The effects of the rotor-stator interaction on unsteady pressure pulsation and radial force in a centrifugal pump

• Published in: Journal of hydrodynamics. Series B Vol. 30; no. 4; pp. 672 - 681
• Main Authors: Chalghoum, Issa, Elaoud, Sami, Kanfoudi, Hatem, Akrout, Mohsen
• Format: Journal Article
• Language: English
• Published: Singapore Springer Singapore 01.08.2018; Research Laboratory "Applied Fluid Mechanics, Process and Environment Engineering", National Enginee- ring School of Sfax, Sfax, Tunisia%Research Laboratory "Laboratory of Hydraulics and Environment Modeling", National Engineering School of Tunis, ENIT, Hydraulic Engineering, Tunis, Tunisia
• Subjects: Engineering; Engineering Fluid Dynamics; Hydrology/Water Resources; Numerical and Computational Physics; Simulation; blade-tongue interaction; blade-passing frequency; Unsteady simulation; unsteady pressure distribution
• ISSN: 1001-6058; 1878-0342
• DOI: 10.1007/s42241-018-0073-y

An unsteady numerical analysis has been conducted to study the strong interaction between impeller blade and volute tongue of a centrifugal pump. The 3-D-URANS equations were solved with the shear stress transport turbulence model for a wide range of flow rates. These unsteady interactions are mostly related to the unsteady radial force due to an imbalance in the pressure field at the impeller periphery. This force represents dynamic load that are one of the most important sources of vibration and hydraulic noise. Based on this phenomenon, this work analyzes and gives a more realistic prediction of the pressure fluctuation and the radial force during steady and unsteady calculation by considering the effect of the change in the pump operating point. Actually, the pressure fluctuations in the impeller and the volute were recorded by mounting nine monitoring points on the impeller and volute casing.
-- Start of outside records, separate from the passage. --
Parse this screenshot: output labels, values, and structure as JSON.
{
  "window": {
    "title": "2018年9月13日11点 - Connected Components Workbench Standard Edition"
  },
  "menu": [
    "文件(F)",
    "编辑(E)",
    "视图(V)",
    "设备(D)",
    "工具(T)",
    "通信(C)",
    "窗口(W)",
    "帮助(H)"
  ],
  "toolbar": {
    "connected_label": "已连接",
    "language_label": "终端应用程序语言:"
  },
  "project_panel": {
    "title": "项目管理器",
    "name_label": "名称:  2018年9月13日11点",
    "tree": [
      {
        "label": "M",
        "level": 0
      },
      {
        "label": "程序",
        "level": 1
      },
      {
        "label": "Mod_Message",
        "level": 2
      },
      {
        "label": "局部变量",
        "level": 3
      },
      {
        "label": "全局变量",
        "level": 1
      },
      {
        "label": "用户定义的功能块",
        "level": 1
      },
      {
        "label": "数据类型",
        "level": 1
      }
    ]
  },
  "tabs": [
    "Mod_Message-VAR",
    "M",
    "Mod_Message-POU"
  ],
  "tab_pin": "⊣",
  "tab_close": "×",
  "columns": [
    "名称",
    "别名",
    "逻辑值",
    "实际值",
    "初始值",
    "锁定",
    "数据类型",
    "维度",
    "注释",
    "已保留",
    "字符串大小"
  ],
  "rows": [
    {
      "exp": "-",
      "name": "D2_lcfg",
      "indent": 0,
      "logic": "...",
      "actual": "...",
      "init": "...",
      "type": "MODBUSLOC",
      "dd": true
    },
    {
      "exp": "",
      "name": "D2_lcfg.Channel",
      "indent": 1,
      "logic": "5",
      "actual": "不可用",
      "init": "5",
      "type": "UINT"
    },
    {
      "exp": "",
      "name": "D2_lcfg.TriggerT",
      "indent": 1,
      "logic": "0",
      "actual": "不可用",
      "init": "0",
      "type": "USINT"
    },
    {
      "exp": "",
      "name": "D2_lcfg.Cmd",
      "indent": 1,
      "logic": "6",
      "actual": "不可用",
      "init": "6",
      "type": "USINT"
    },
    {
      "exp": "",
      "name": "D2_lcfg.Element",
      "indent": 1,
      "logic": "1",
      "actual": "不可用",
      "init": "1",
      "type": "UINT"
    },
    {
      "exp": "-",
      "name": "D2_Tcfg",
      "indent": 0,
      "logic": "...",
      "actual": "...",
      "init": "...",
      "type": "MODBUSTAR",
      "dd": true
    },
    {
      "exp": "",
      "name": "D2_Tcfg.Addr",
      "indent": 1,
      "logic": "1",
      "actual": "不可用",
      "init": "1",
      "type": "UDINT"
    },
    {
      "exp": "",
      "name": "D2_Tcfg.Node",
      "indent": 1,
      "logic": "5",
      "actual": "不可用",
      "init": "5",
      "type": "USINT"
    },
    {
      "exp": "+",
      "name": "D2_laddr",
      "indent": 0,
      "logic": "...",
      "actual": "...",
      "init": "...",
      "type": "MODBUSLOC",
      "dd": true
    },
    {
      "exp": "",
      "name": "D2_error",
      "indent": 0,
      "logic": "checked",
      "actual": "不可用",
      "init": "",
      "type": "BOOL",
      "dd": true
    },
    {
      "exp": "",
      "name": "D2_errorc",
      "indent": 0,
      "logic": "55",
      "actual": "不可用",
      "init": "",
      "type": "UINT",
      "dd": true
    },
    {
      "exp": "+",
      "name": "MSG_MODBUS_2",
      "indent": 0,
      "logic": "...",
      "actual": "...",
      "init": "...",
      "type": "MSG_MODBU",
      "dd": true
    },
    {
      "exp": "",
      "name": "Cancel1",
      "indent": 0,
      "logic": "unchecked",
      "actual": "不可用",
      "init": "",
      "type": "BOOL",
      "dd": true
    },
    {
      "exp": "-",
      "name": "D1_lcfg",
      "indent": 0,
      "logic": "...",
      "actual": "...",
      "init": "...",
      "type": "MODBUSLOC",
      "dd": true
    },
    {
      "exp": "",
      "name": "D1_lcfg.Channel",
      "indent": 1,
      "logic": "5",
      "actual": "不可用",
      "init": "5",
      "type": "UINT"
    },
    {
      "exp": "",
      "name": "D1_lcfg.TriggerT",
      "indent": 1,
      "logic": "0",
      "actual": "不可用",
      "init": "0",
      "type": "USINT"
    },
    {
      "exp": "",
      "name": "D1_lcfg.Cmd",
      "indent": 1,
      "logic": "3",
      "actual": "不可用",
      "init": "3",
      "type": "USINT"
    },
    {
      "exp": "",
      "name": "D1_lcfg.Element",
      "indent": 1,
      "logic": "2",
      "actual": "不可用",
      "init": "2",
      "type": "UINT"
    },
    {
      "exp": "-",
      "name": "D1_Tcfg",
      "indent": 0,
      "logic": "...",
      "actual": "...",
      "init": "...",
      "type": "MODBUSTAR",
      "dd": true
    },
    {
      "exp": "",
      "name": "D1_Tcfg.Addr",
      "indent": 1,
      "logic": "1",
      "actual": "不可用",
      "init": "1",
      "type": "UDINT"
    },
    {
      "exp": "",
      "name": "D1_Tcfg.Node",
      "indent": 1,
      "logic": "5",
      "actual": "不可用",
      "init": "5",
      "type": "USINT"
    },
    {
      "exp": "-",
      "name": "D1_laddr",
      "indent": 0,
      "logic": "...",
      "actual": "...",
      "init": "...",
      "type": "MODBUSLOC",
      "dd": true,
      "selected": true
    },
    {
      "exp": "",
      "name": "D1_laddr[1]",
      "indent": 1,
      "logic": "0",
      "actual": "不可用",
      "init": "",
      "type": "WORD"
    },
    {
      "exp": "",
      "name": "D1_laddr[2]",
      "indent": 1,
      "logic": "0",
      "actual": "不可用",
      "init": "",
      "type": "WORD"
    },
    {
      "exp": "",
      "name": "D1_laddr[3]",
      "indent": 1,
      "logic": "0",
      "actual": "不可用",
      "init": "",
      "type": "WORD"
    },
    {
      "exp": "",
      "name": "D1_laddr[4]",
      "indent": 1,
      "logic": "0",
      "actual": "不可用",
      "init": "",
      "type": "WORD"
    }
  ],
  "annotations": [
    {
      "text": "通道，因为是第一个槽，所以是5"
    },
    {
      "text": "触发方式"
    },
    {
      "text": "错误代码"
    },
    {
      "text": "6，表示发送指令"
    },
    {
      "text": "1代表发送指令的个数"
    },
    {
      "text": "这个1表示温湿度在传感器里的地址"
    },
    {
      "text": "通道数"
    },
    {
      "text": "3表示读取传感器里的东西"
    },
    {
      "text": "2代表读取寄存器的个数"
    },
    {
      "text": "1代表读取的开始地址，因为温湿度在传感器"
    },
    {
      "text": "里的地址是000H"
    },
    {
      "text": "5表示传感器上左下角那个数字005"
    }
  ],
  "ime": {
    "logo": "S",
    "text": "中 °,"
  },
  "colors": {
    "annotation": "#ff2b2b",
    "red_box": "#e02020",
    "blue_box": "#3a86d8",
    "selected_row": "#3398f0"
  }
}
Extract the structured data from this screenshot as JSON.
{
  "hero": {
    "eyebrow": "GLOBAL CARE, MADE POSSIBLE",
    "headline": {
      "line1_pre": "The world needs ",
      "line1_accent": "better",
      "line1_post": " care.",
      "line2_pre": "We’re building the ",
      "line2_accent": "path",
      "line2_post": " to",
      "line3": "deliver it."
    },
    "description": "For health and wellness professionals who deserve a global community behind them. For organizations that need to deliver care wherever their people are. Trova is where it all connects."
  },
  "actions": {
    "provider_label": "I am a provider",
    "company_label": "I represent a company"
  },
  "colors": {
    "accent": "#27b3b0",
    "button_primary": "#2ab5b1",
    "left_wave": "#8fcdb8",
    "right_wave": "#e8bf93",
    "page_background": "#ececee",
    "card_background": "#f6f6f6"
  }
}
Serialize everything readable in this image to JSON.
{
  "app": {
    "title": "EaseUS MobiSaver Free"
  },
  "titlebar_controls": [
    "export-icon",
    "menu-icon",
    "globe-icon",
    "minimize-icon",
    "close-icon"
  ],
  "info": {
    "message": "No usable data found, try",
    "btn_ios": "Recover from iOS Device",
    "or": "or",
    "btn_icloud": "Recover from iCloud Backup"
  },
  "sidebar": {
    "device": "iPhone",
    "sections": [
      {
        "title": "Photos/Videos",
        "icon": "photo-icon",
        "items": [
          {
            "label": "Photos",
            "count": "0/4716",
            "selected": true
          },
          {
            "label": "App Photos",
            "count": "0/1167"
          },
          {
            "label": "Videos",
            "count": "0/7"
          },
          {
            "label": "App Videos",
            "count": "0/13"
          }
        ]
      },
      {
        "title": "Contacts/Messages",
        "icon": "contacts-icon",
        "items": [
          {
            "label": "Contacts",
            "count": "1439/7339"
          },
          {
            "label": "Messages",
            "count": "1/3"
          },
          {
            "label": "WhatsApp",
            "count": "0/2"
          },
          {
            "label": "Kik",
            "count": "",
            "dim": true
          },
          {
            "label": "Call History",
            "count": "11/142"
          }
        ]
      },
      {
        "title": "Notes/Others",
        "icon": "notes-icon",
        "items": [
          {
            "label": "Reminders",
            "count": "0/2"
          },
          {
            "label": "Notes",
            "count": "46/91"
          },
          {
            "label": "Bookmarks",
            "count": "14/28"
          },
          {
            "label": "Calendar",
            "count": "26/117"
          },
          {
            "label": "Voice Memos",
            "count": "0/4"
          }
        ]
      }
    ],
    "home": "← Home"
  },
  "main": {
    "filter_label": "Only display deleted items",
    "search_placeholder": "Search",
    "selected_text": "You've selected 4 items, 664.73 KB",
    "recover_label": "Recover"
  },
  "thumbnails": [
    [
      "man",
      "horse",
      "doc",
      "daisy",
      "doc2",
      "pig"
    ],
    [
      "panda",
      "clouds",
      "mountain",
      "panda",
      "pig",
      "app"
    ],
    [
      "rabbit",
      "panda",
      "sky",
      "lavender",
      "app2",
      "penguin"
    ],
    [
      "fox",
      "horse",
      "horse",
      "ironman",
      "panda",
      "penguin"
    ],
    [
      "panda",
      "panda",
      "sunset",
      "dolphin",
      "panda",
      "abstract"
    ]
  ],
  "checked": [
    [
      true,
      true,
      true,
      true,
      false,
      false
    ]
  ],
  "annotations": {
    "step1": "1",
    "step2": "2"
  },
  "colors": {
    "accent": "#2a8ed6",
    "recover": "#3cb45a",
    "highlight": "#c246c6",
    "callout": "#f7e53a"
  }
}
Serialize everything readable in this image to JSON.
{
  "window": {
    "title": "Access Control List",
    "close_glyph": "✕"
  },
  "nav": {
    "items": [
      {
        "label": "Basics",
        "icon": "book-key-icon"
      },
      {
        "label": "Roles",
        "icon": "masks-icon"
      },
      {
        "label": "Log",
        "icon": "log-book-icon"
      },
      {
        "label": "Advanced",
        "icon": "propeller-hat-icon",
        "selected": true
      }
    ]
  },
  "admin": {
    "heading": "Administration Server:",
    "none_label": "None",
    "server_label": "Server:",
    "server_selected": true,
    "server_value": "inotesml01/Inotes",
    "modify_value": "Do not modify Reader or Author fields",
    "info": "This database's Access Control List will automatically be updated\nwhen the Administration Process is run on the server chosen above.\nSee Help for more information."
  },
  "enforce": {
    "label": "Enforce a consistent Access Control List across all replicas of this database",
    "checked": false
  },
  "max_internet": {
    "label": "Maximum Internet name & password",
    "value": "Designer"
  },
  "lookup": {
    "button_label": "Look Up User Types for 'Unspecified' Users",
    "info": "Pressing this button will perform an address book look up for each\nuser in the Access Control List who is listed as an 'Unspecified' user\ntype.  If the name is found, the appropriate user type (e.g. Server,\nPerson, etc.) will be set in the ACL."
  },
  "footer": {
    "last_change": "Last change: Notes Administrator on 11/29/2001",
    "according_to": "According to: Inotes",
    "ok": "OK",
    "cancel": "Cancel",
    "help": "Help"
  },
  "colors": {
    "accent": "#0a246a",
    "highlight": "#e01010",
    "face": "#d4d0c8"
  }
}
The results of the existing analysis has proven that the pressure fluctuation is periodic due to the relative position of impeller blade to volute tongue. The characteristics of the time domain and frequency domain of the pressure pulsation were analyzed under different coupling conditions. Fast Fourier transform was performed to obtain the spectra of pressure pulsation. Besides, the steady and unsteady forces were calculated around the impeller periphery to fully characterize the pump behavior. The obtained pump performance curves were numerically compared with the experimental ones, and the outcome have shown an acceptable agreement between both curves.